Agnese Contini presenta l'album Echi di Umanità con una playlist

Musica

Frutto di esperienze, ricerca sonora e studio, il disco è  il secondo lavoro discografico della musicista salentina ed è composto da nove tracce di chitarra acustica, talvolta in solo e talvolta accompagnata da lap steel guitar, mandolino, banjo o un quintetto d’archi. Parla di sofferenza personale e sociale, di trasformazione intesa come evoluzione sonora o come superamento di una sofferenza e di come spesso il nostro agire si rifletta sulla natura, di cui abbiamo tanto bisogno

 

1) George Harrison: di lui ho sempre apprezzato la scrittura musicale ma soprattutto l’influenza con la musica indiana, lo studio del sitar ( strumento che tra l’altro adoro) che ha sviluppato negli anni ‘60 e il suo interesse verso la trascendenza.
 

2) Sister Rosetta Tharpe: pioniera del rock’n’roll e del gospel. Adoro il suo groove inconfondibile, la sua voce black e graffiante e il modo in cui suonava contemporaneamente la chitarra.
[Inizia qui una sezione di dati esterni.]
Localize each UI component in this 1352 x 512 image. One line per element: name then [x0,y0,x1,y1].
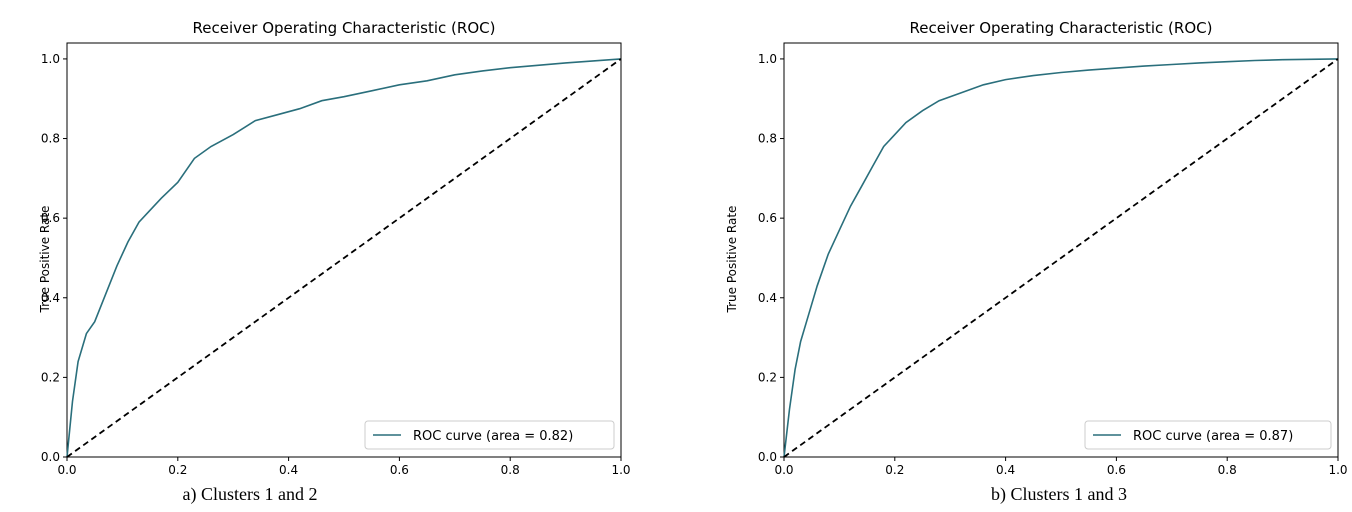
chance-diagonal-line [783,58,1339,458]
x-tick-label: 0.8 [1218,463,1237,477]
panel-caption: b) Clusters 1 and 3 [991,484,1127,505]
x-tick-label: 0.6 [1107,463,1126,477]
legend-label: ROC curve (area = 0.82) [413,429,573,444]
y-tick-label: 0.6 [41,211,60,225]
y-axis-label: True Positive Rate [38,206,52,314]
y-axis: 0.0 0.2 0.4 0.6 0.8 1.0 [758,52,784,464]
roc-curve-line [66,58,622,458]
chart-title: Receiver Operating Characteristic (ROC) [193,19,496,37]
y-tick-label: 0.8 [41,132,60,146]
x-tick-label: 0.2 [885,463,904,477]
y-tick-label: 1.0 [41,52,60,66]
x-axis: 0.0 0.2 0.4 0.6 0.8 1.0 [57,457,631,477]
y-tick-label: 0.4 [758,291,777,305]
x-axis: 0.0 0.2 0.4 0.6 0.8 1.0 [774,457,1348,477]
x-tick-label: 0.0 [774,463,793,477]
chance-diagonal-line [66,58,622,458]
x-tick-label: 1.0 [1328,463,1347,477]
x-tick-label: 0.4 [996,463,1015,477]
y-tick-label: 0.2 [41,370,60,384]
series-layer [66,58,622,458]
legend: ROC curve (area = 0.87) [1084,420,1332,450]
y-tick-label: 0.0 [41,450,60,464]
x-tick-label: 0.4 [279,463,298,477]
x-tick-label: 0.6 [390,463,409,477]
legend: ROC curve (area = 0.82) [364,420,615,450]
roc-curve-line [783,58,1339,458]
legend-box [1084,420,1332,450]
x-tick-label: 0.0 [57,463,76,477]
y-axis-label: True Positive Rate [725,206,739,314]
x-tick-label: 0.2 [168,463,187,477]
y-tick-label: 1.0 [758,52,777,66]
y-tick-label: 0.4 [41,291,60,305]
y-tick-label: 0.0 [758,450,777,464]
legend-box [364,420,615,450]
y-tick-label: 0.6 [758,211,777,225]
roc-chart-a: Receiver Operating Characteristic (ROC) … [38,19,631,505]
y-axis: 0.0 0.2 0.4 0.6 0.8 1.0 [41,52,67,464]
series-layer [783,58,1339,458]
roc-chart-b: Receiver Operating Characteristic (ROC) … [725,19,1348,505]
x-tick-label: 0.8 [501,463,520,477]
plot-area [66,42,622,458]
plot-area [783,42,1339,458]
y-tick-label: 0.2 [758,370,777,384]
x-tick-label: 1.0 [611,463,630,477]
panel-caption: a) Clusters 1 and 2 [183,484,318,505]
legend-label: ROC curve (area = 0.87) [1133,429,1293,444]
chart-title: Receiver Operating Characteristic (ROC) [910,19,1213,37]
y-tick-label: 0.8 [758,132,777,146]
Stimo tantissimo il fatto che sia stata fonte di ispirazione di altrettanti grandi chitarristi come Chuck Berry e Elvis Presley.

3) Brian May: chitarrista al quale sono molto affezionata sin da ragazzina. Amo la sua tecnica chitarristica e il suo eclettismo nonché il suo legame con la scienza.

4) Jimmy Page: chitarrista che per me è stato molto influente per il suo stile di derivazione blues e allo stesso tempo molto personale. Ho imparato a suonare la chitarra con le canzoni dei Led Zeppelin.
 

5) Eric Clapton: anche in questo caso amo l’eclettismo di questo chitarrista che ha sperimentato svariati stili e collaborato con artisti molto variegati: dai Beatlesa Luciano Pavarotti fino a Ozzy Osbourne.

6) John Butler: sono molto affascinata dalla sua tecnica chitarristica molto sperimentale e dal fatto che spazi molto dall’uso della chitarra acustica, al dobro e al banjo durante i suoi live. Questa è una cosa alla quale io aspiro moltissimo!
 

7) Marc Knopfler: anche lui chitarrista di profonda ispirazione per me soprattutto per lo sviluppo della tecnica molto personale del three finger picking sulla chitarra elettrica che lo rende riconoscibilissimo.

8) Django Reinhardt: oltre alla bravura e al pregio di aver cambiato la storia della chitarra jazz al suo tempo, ammiro la caparbietà di quest’uomo che nonostante l’incidente alla mano ha sviluppato la sua tecnica andando oltre le difficoltà.

9) Joni Mitchell: oltre ad avere una bellissima voce, ho sempre trovato molto interessante l’uso delle accordature aperte all’interno delle sue canzoni.

10) Simon e Garfunkel: oltre alla complessa abilità chitarristica prettamente folk, di questo duo ho sempre apprezzato il modo delicato ed elegante di fondere le due voci assieme. Sono praticamente inscindibili e ognuna arricchisce l’altra.